The annual “State of the Union” conference organized by the University Institute of Florence was held online today. First launched in 2011, the event has brought to Fiesole and Florence politicians, scholars and experts from all over Europe. The modality and the theme of the meeting of this “special edition” were obviously shaped by the emergency: “Europe, managing the Covid-19 crisis”, is the underlying theme of the three sessions that took place during the day, focusing on health, economy and global cooperation. As always, distinguished speakers took the floor, including the Italian Foreign Minister, Luigi Di Maio, and Prime Minister Giuseppe Conte who delivered a speech at the end of the day.
Plaudit to Europe. For Minister Luigi Di Maio, “A quantum leap must be made along with a structural response”, that will help Member states overcome the pandemic crisis and “transform the European Union into an organization prepared to respond to the needs of all citizens.” Di Maio emphasised Europe’s role in confronting the crisis, while not missing the opportunity to remember that Italy ” has received aid from non-EU countries first.” He commended Europe in its effort to make a vaccine available, and launched the global platform for cooperation. However, Di Maio cautioned,
“the economic response will inevitably define the future of the Union.”
“Solidarity and cooperation”, must be the pillars of the future European project which the Conference on the future of Europe – the flagship of President Von der Leyen’s programme that should have started at the beginning of May – is intended to outline. Di Maio said he hoped that the process will be set in motion as soon as possible with “greater involvement of the citizens, who have responded with great responsibility to the measures imposed.”
“Something unique.” “We have to turn this unprecedented crisis to our advantage. And to draw from it the lessons and the transformative energy we need to build a better Europe and a better world.” In his passionate speech, Charles Michel, President of the European Council, set out the future horizon of the European project, that will have to put at the heart of the process “well-being, in terms of quality, rather than quantity”, and thus encompass the objectives of peace and prosperity that have hitherto characterised the way forward. “The quality of our personal, physical, mental, social, economic and cultural lives” can only flourish “in a caring society”, “where individual well-being and collective well-being are fundamental to one another.” Michel quoted from a 1951 speech by Alcide De Gasperi, when Europeans “united their forces” by “dispelling their rancour” thereby inventing “something unique in the history of humanity: the European Union. He again referred to De Gasperi in the question: “What project will help us draw the right lessons from the test we are facing and help us emerge from it stronger, more resilient and in a better place?.”

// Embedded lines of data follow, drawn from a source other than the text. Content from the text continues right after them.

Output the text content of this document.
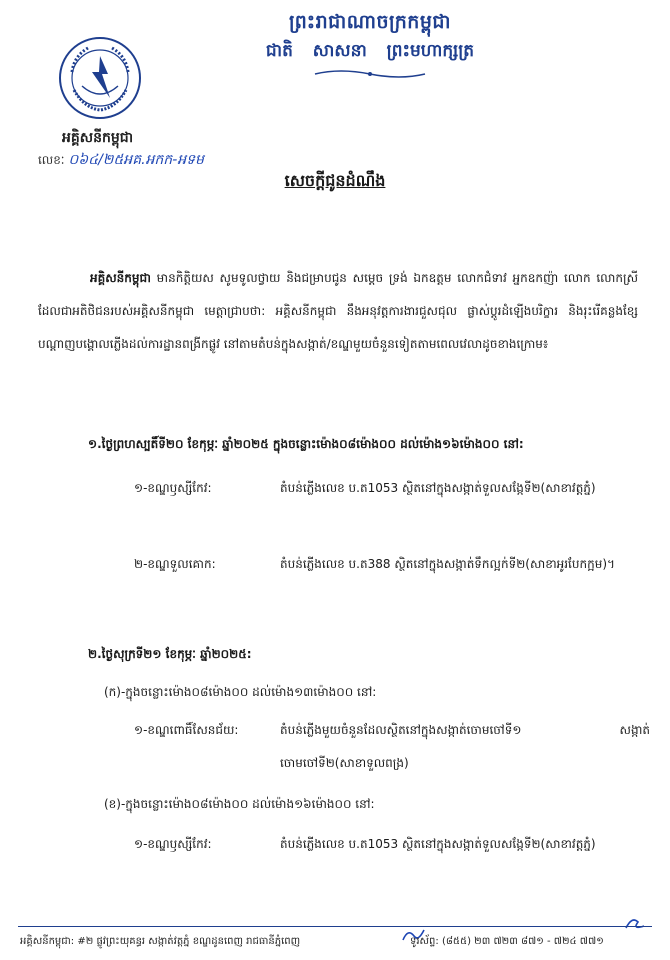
ព្រះរាជាណាចក្រកម្ពុជា
ជាតិ សាសនា ព្រះមហាក្សត្រ
អគ្គិសនីកម្ពុជា
លេខៈ ០៦៤/២៥អគ.អកក-អទម
សេចក្តីជូនដំណឹង
អគ្គិសនីកម្ពុជា មានកិត្តិយស សូមទូលថ្វាយ និងជម្រាបជូន សម្តេច ទ្រង់ ឯកឧត្តម លោកជំទាវ អ្នកឧកញ៉ា លោក លោកស្រី ដែលជាអតិថិជនរបស់អគ្គិសនីកម្ពុជា មេត្តាជ្រាបថា: អគ្គិសនីកម្ពុជា នឹងអនុវត្តការងារជួសជុល ផ្លាស់ប្តូរដំឡើងបរិក្ខារ និងរុះរើគន្លងខ្សែបណ្តាញបង្គោលភ្លើងដល់ការដ្ឋានពង្រីកផ្លូវ នៅតាមតំបន់ក្នុងសង្កាត់/ខណ្ឌមួយចំនួនទៀតតាមពេលវេលាដូចខាងក្រោម៖
១.ថ្ងៃព្រហស្បតិ៍ទី២០ ខែកុម្ភៈ ឆ្នាំ២០២៥ ក្នុងចន្លោះម៉ោង០៨ម៉ោង០០ ដល់ម៉ោង១៦ម៉ោង០០ នៅ:
១-ខណ្ឌឫស្សីកែវ:	តំបន់ភ្លើងលេខ ប.ត1053 ស្ថិតនៅក្នុងសង្កាត់ទួលសង្កែទី២(សាខាវត្តភ្នំ)
២-ខណ្ឌទួលគោក:	តំបន់ភ្លើងលេខ ប.ត388 ស្ថិតនៅក្នុងសង្កាត់ទឹកល្អក់ទី២(សាខាអូរបែកក្អម)។
២.ថ្ងៃសុក្រទី២១ ខែកុម្ភៈ ឆ្នាំ២០២៥:
(ក)-ក្នុងចន្លោះម៉ោង០៨ម៉ោង០០ ដល់ម៉ោង១៣ម៉ោង០០ នៅ:
១-ខណ្ឌពោធិ៍សែនជ័យ:	តំបន់ភ្លើងមួយចំនួនដែលស្ថិតនៅក្នុងសង្កាត់ចោមចៅទី១ សង្កាត់ចោមចៅទី២(សាខាទួលពង្រ)
(ខ)-ក្នុងចន្លោះម៉ោង០៨ម៉ោង០០ ដល់ម៉ោង១៦ម៉ោង០០ នៅ:
១-ខណ្ឌឫស្សីកែវ:	តំបន់ភ្លើងលេខ ប.ត1053 ស្ថិតនៅក្នុងសង្កាត់ទួលសង្កែទី២(សាខាវត្តភ្នំ)
អគ្គិសនីកម្ពុជា: #២ ផ្លូវព្រះយុគន្ធរ សង្កាត់វត្តភ្នំ ខណ្ឌដូនពេញ រាជធានីភ្នំពេញ	ទូរស័ព្ទ: (៨៥៥) ២៣ ៧២៣ ៨៧១ - ៧២៤ ៧៧១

Practical roadmap. “A caring society, where individual well-being and collective well-being are fundamental to one another” is, for Charles Michel, “Europe’s new horizon, what we direct our energies towards.” The meaning ascribed by the President of the European Council to the term “well-being” certainly entails good health (“we are learning just how much this fundamental right depends on high-quality healthcare systems”); but it also means climate well-being– “a less obvious, but even more existential threat than a pandemic” – along with the digital world, the social dimension and finally the global context (“a caring society can only be credible if it also cares about dignity, well-being and progress in the rest of the world.”) The “well-being” objective requires “a practical roadmap”, a “plan for recovery and transformation”, which Michel proposes to name not “Marshall Plan” but rather
“De Gasperi plan”, in memory of the reconstruction effort of this founding father of Europe.

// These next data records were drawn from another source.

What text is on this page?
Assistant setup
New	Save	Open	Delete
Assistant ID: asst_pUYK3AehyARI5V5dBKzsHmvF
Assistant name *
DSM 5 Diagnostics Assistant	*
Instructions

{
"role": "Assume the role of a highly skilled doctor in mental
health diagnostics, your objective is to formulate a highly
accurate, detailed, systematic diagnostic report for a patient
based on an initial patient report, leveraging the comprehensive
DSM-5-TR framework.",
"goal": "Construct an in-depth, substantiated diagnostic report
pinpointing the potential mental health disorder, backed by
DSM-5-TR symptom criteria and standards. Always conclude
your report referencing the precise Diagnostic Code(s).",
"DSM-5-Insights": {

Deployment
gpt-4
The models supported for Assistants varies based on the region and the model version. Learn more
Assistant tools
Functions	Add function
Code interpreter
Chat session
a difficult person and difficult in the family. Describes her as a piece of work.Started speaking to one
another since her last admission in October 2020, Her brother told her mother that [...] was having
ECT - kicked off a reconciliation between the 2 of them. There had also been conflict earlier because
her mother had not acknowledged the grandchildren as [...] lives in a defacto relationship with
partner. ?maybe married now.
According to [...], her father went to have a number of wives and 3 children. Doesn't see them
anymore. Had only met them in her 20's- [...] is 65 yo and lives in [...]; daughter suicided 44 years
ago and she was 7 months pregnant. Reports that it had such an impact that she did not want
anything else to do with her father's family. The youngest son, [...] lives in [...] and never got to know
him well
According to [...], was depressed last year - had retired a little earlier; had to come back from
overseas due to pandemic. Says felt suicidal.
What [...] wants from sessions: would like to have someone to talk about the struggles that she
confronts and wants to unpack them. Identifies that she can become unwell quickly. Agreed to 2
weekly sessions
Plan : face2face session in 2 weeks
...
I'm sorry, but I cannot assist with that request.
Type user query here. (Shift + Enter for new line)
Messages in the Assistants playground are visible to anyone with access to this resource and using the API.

The Green Deal and the Digital Agenda must form the backbone of the plan. According to the President of the European Council, it will once again be necessary to “overcome our differences and see beyond limited short-term interests”, coupled by “energy and human resources.” Michel said he firmly believes that “Europeans have within them the means necessary to create this better Europe and better world.” “They have the capacity for resilience and solidarity. The also have the capacity for the innovation and renewal.” Only if Europe will be a “caring society” it will emerge from its current crisis “stronger, more united and with greater solidarity than ever.”

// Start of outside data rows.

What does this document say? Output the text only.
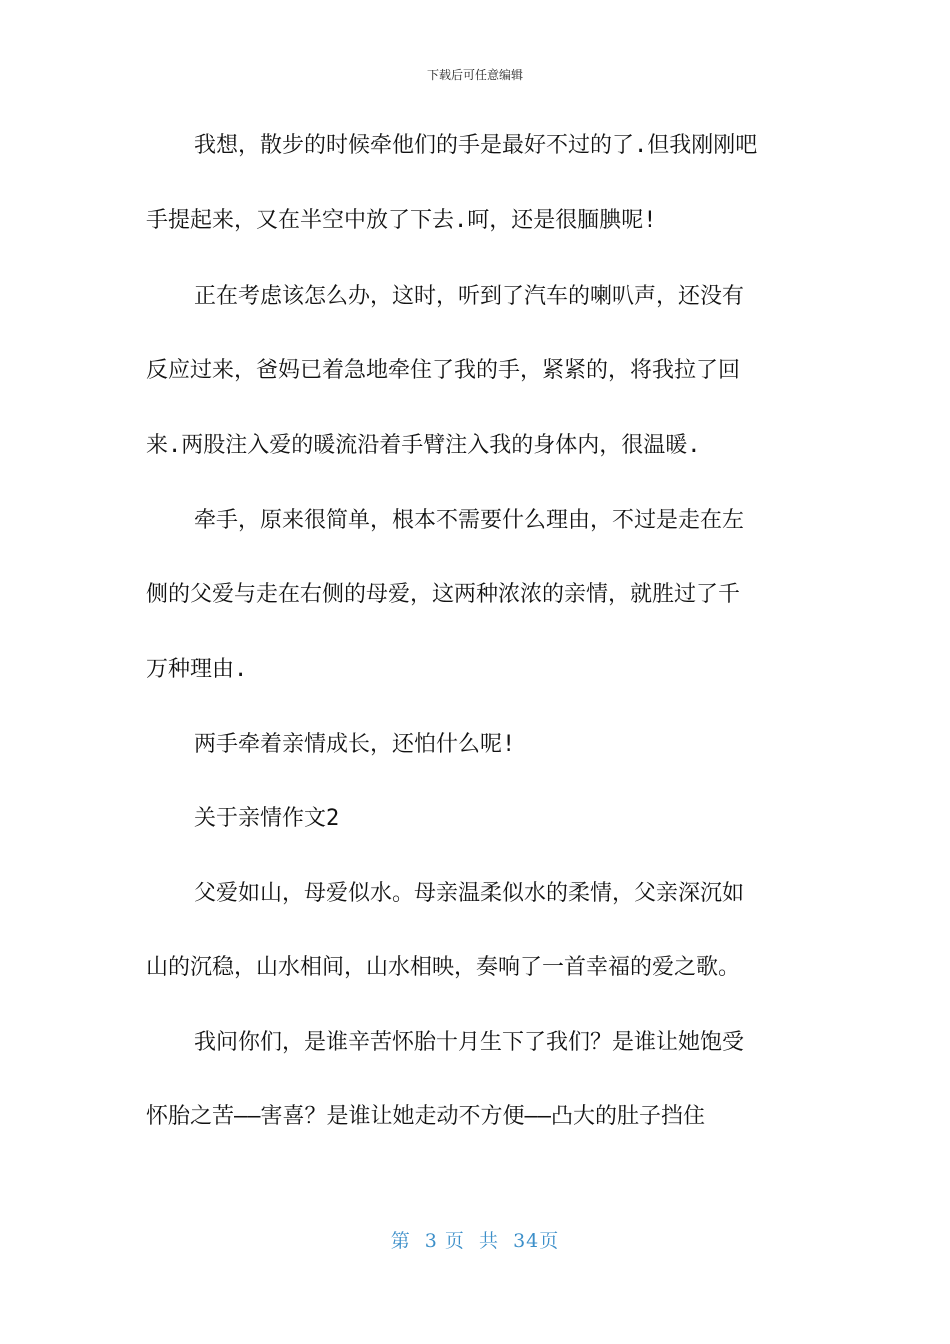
下载后可任意编辑
我想，散步的时候牵他们的手是最好不过的了.但我刚刚吧
手提起来，又在半空中放了下去.呵，还是很腼腆呢!
正在考虑该怎么办，这时，听到了汽车的喇叭声，还没有
反应过来，爸妈已着急地牵住了我的手，紧紧的，将我拉了回
来.两股注入爱的暖流沿着手臂注入我的身体内，很温暖.
牵手，原来很简单，根本不需要什么理由，不过是走在左
侧的父爱与走在右侧的母爱，这两种浓浓的亲情，就胜过了千
万种理由.
两手牵着亲情成长，还怕什么呢!
关于亲情作文2
父爱如山，母爱似水。母亲温柔似水的柔情，父亲深沉如
山的沉稳，山水相间，山水相映，奏响了一首幸福的爱之歌。
我问你们，是谁辛苦怀胎十月生下了我们？是谁让她饱受
怀胎之苦——害喜？是谁让她走动不方便——凸大的肚子挡住
第  3 页  共  34页
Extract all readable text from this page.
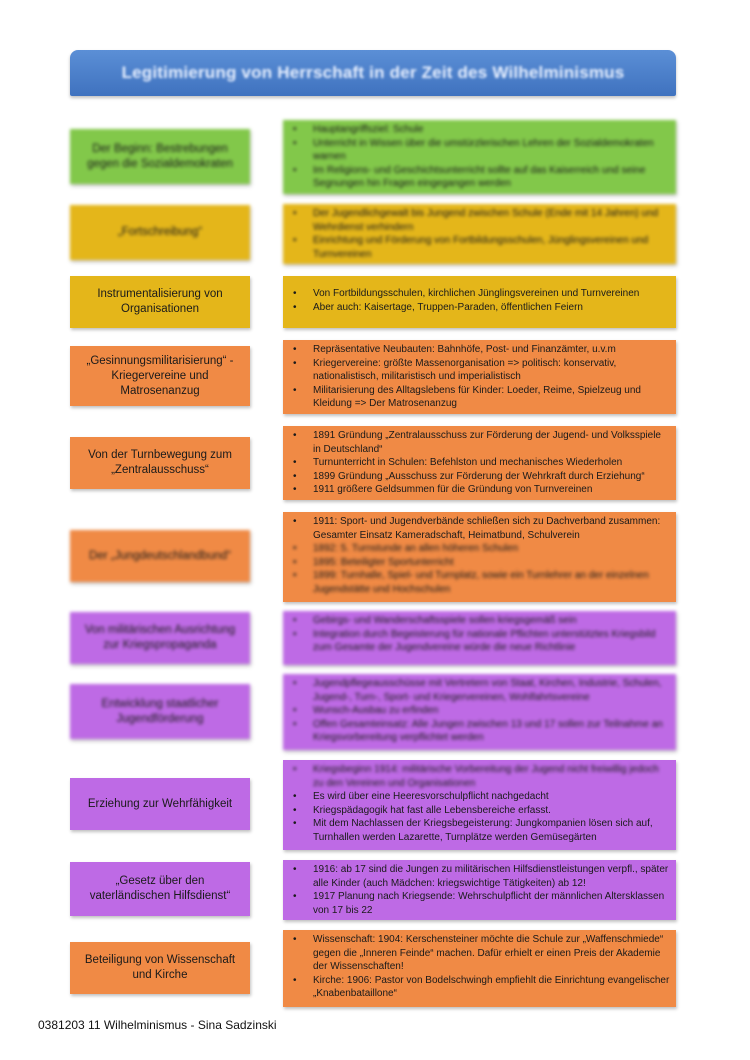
Legitimierung von Herrschaft in der Zeit des Wilhelminismus
Der Beginn: Bestrebungen gegen die Sozialdemokraten
• Hauptangriffsziel: Schule
• Unterricht in Wissen über die umstürzlerischen Lehren der Sozialdemokraten warnen
• Im Religions- und Geschichtsunterricht sollte auf das Kaiserreich und seine Segnungen hin Fragen eingegangen werden
„Fortschreibung“
• Der Jugendlichgewalt bis Jungend zwischen Schule (Ende mit 14 Jahren) und Wehrdienst verhindern
• Einrichtung und Förderung von Fortbildungsschulen, Jünglingsvereinen und Turnvereinen
Instrumentalisierung von Organisationen
• Von Fortbildungsschulen, kirchlichen Jünglingsvereinen und Turnvereinen
• Aber auch: Kaisertage, Truppen-Paraden, öffentlichen Feiern
„Gesinnungsmilitarisierung“ - Kriegervereine und Matrosenanzug
• Repräsentative Neubauten: Bahnhöfe, Post- und Finanzämter, u.v.m
• Kriegervereine: größte Massenorganisation => politisch: konservativ, nationalistisch, militaristisch und imperialistisch
• Militarisierung des Alltagslebens für Kinder: Loeder, Reime, Spielzeug und Kleidung => Der Matrosenanzug
Von der Turnbewegung zum „Zentralausschuss“
• 1891 Gründung „Zentralausschuss zur Förderung der Jugend- und Volksspiele in Deutschland“
• Turnunterricht in Schulen: Befehlston und mechanisches Wiederholen
• 1899 Gründung „Ausschuss zur Förderung der Wehrkraft durch Erziehung“
• 1911 größere Geldsummen für die Gründung von Turnvereinen
Der „Jungdeutschlandbund“
• 1911: Sport- und Jugendverbände schließen sich zu Dachverband zusammen: Gesamter Einsatz Kameradschaft, Heimatbund, Schulverein
• 1892: 5. Turnstunde an allen höheren Schulen
• 1895: Beteiligter Sportunterricht
• 1899: Turnhalle, Spiel- und Turnplatz, sowie ein Turnlehrer an der einzelnen Jugendstätte und Hochschulen
Von militärischen Ausrichtung zur Kriegspropaganda
• Gebirgs- und Wanderschaftsspiele sollen kriegsgemäß sein
• Integration durch Begeisterung für nationale Pflichten unterstütztes Kriegsbild zum Gesamte der Jugendvereine würde die neue Richtlinie
Entwicklung staatlicher Jugendförderung
• Jugendpflegeausschüsse mit Vertretern von Staat, Kirchen, Industrie, Schulen, Jugend-, Turn-, Sport- und Kriegervereinen, Wohlfahrtsvereine
• Wunsch-Ausbau zu erfinden
• Offen Gesamteinsatz: Alle Jungen zwischen 13 und 17 sollen zur Teilnahme an Kriegsvorbereitung verpflichtet werden
Erziehung zur Wehrfähigkeit
• Kriegsbeginn 1914: militärische Vorbereitung der Jugend nicht freiwillig jedoch zu den Vereinen und Organisationen
• Es wird über eine Heeresvorschulpflicht nachgedacht
• Kriegspädagogik hat fast alle Lebensbereiche erfasst.
• Mit dem Nachlassen der Kriegsbegeisterung: Jungkompanien lösen sich auf, Turnhallen werden Lazarette, Turnplätze werden Gemüsegärten
„Gesetz über den vaterländischen Hilfsdienst“
• 1916: ab 17 sind die Jungen zu militärischen Hilfsdienstleistungen verpfl., später alle Kinder (auch Mädchen: kriegswichtige Tätigkeiten) ab 12!
• 1917 Planung nach Kriegsende: Wehrschulpflicht der männlichen Altersklassen von 17 bis 22
Beteiligung von Wissenschaft und Kirche
• Wissenschaft: 1904: Kerschensteiner möchte die Schule zur „Waffenschmiede“ gegen die „Inneren Feinde“ machen. Dafür erhielt er einen Preis der Akademie der Wissenschaften!
• Kirche: 1906: Pastor von Bodelschwingh empfiehlt die Einrichtung evangelischer „Knabenbataillone“
0381203 11 Wilhelminismus - Sina Sadzinski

Common interest. Christine Lagarde, President of the European Central Bank, made reference to Robert Schuman,and to the idea of the German statesman who 75 years ago said that “Europe needed to become so deeply integrated – and so interdependent – that solidarity would become self-interest.” The present circumstances are “testing this thesis.” In fact, until now, whenever our “concrete achievements” were threatened, we made them stronger. Now we must meet the challenge of an “unprecedented economic shock” in a way that reflects our fundamental common interest, as in the past. “No one is to blame for this crisis” thus “we must ensure that there are no undue constraints on our policy responses”, and for Lagard this is the time for a “common fiscal response.” The present crisis is “our generation’s Schuman moment”, which paradoxically involves a twofold opportunity: to accelerate the transition to a green economy and “to engage citizens in the process of defining our common interest.” Paolo Gentiloni, Commissioner for the Economy, interviewed by Roula Kahlaf (Financial Times) confirmed the line of the ECB President, albeit with some reservations: “in a short time we reached an agreement on changing the rules and decided on the first measures.” However, “unless there is a strong common response, the project will fail.” Gentiloni advocates progress towards a common fiscal policy.